9 Questions Your Business Should Ask About Your Cloud

More than 90 percent of businesses use the cloud in some way, shape, or form, which means you probably already have dipped a toe or two in digitization. However, just because you are already using the cloud doesn’t mean you fully understand it; in fact, without realizing it, you might have made some poor cloud computing mistakes that could hurt your business.

It is always a good idea to double-check your business decisions, especially when it comes to newer technologies like the cloud. To ensure you are getting the most from your cloud provider, here are nine important questions whose answers could point you toward a larger silver lining.

1. How Do You Handle Encryption?

A cloud provider’s philosophy on encryption is telling of its overall approach to security. Ideally, your provider believes that all data requires encryption at all times; if you find that your provider believes a laptop password is enough to keep your information safe, it is time to make a change.

Additionally, you should ensure that your provider is serious regarding the security of encryption keys. Keys and data should be kept separate both logically and physically, so potential threats cannot easily find and unlock your information. Generally, it is safer to have trustworthy providers handle the keys, as you or your employees might undermine your cloud security with thoughtless mismanagement.

2. Are You Concerned About Endpoint Security?

Cloud providers can’t force you (or other clients) to enact stringent security on endpoint devices, including computers and mobile phones, but they can establish some endpoint protection that could be valuable to safeguarding your data. Three of the most common types of attack on the cloud come from holes in your firewall, communications with unauthenticated sources, and unencrypted information caches, so providers that block this behavior are far safer.

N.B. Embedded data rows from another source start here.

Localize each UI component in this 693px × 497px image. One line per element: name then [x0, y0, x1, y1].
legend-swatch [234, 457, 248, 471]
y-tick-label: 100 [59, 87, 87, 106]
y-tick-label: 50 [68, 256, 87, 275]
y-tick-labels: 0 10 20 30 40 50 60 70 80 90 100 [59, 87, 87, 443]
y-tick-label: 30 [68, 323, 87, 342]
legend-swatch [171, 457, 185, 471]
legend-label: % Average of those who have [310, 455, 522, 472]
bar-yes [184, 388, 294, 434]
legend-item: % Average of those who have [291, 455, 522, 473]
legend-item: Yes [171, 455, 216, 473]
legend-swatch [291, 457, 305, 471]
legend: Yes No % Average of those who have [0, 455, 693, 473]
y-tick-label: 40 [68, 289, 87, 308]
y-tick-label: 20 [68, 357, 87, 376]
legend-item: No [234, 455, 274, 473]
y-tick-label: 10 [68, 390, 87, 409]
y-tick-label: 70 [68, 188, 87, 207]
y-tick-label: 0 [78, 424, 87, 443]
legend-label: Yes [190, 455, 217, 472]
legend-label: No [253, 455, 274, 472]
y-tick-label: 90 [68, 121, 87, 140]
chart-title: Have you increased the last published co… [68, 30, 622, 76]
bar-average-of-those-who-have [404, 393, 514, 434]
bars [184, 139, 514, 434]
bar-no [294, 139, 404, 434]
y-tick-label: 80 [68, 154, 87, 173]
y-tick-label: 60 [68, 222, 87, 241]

3. Do You Monitor Account Activity?

Though you might harbor latent fears of surveillance, you actually do want your cloud provider to monitor account activity. If you begin to notice unexpected or unwanted changes to your data, you should have access to a full account audit, so you can locate the person responsible for the modifications.

4. Do You Have Any Certifications?

Anyone with a server could conceivably become a cloud provider, but you don’t want your data stored in some random dude’s garage. There are certifications for the handling of information, and you should look for a provider with all those necessary to keep your data safe. Some of the most important accomplishments include:


  • FISMA certification
  • SSAE-16 audit
  • SOC 1 audit under SSAE-16 guidelines
  • Compliance with PCI DSS, ISO 27001, HIPAA, and FIPS 140-2
  • Compliance with Department of Defense 5220.22-M or NIST 800-88


5. Who Owns Our Data?

It isn’t terribly uncommon for providers to include in their contracts allowances for them to scan and sell parts of your data. In fact, Google Drive, one of the most popular cloud services, uses customer data for target advertising, though you retain ownership. You should expect to retain full control over your data, which means searching for a provider that enforces total privacy with its terms of service.

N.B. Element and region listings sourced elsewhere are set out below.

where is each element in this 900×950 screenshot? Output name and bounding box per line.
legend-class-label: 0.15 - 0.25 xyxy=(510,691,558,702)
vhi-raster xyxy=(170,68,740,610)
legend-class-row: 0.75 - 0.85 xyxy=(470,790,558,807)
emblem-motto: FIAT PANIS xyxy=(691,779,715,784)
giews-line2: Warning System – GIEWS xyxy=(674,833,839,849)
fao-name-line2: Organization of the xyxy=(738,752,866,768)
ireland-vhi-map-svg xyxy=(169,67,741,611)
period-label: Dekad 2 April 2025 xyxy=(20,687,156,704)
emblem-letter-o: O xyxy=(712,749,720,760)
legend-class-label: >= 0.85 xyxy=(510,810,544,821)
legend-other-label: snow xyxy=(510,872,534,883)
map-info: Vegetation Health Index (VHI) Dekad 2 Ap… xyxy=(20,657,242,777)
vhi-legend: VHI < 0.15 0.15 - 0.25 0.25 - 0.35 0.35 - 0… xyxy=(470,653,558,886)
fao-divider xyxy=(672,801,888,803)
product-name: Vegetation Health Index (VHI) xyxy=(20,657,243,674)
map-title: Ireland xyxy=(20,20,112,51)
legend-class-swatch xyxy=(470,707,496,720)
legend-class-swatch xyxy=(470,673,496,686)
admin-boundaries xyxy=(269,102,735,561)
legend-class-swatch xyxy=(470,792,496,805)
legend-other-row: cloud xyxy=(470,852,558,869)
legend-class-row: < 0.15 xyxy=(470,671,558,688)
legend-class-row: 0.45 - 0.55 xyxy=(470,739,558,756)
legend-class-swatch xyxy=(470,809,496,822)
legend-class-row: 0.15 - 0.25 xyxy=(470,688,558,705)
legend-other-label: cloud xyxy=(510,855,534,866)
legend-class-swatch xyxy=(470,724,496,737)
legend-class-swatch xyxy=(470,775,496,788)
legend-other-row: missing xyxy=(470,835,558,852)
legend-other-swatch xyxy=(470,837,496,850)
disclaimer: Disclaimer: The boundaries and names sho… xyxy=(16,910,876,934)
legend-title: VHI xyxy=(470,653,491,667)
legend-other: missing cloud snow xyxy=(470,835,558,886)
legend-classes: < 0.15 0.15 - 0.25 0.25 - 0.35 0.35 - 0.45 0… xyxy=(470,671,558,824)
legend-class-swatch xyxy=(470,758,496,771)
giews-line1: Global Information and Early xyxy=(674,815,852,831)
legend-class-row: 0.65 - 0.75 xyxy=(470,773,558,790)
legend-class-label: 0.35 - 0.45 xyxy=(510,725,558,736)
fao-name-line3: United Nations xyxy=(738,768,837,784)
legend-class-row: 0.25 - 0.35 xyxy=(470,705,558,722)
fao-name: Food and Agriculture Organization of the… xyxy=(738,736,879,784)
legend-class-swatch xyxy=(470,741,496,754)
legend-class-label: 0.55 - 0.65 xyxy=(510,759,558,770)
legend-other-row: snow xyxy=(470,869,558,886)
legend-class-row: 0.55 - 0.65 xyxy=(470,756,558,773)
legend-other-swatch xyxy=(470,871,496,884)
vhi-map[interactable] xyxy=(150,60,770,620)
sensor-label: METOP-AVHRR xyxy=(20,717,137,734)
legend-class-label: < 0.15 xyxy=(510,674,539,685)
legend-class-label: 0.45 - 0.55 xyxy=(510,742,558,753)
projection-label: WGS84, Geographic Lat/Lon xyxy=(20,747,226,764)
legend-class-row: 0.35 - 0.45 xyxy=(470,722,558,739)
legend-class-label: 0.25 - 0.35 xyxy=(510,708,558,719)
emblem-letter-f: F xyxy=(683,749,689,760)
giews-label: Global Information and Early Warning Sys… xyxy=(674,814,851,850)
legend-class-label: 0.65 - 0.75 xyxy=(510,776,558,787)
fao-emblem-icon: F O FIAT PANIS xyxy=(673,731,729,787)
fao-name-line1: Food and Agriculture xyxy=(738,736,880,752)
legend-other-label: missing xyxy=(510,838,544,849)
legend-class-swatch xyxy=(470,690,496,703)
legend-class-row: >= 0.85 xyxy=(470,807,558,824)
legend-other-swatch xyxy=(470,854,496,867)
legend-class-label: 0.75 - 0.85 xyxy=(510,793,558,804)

6. Is Our Data Isolated From Your Other Clients’ Data?

You aren’t paying a cloud provider to create another internet, so you should be absolutely certain that your data remains completely separate from your provider’s other clients’ data. In the past, this was easily done by using separate servers, but a fear of server sprawl and better visualization technology has encouraged multiple options on single servers. Trustworthy private cloud storage solutions should be able to partition data effectively, reducing costs and environmental drain.

7. When Can We Access Our Data?

Some providers limit daily access to the cloud to ensure their servers function at peak performance. Restrictions on bandwidth or time of day can prevent you from getting work done when you need to, so you should look for a provider without such constraints and with customer support that can ensure problem resolution for 24/7 cloud access.

8. Where Is Our Data Physically Stored?

Other countries have different laws regarding data storage and use, so it might be worthwhile to find out where your provider’s servers are geographically located. You should also double-check that your servers are not at risk of natural disaster, like tornados, tsunamis, or hurricanes.

9. Can Your System Scale With Our Growth?

One of the most significant benefits of the cloud is its elasticity: It can grow or shrink with your needs. However, that isn’t necessarily true of every cloud provider. Before you partner with a cloud, you must be certain that its architecture can accommodate your expected future growth, providing the performance you need to continue succeeding.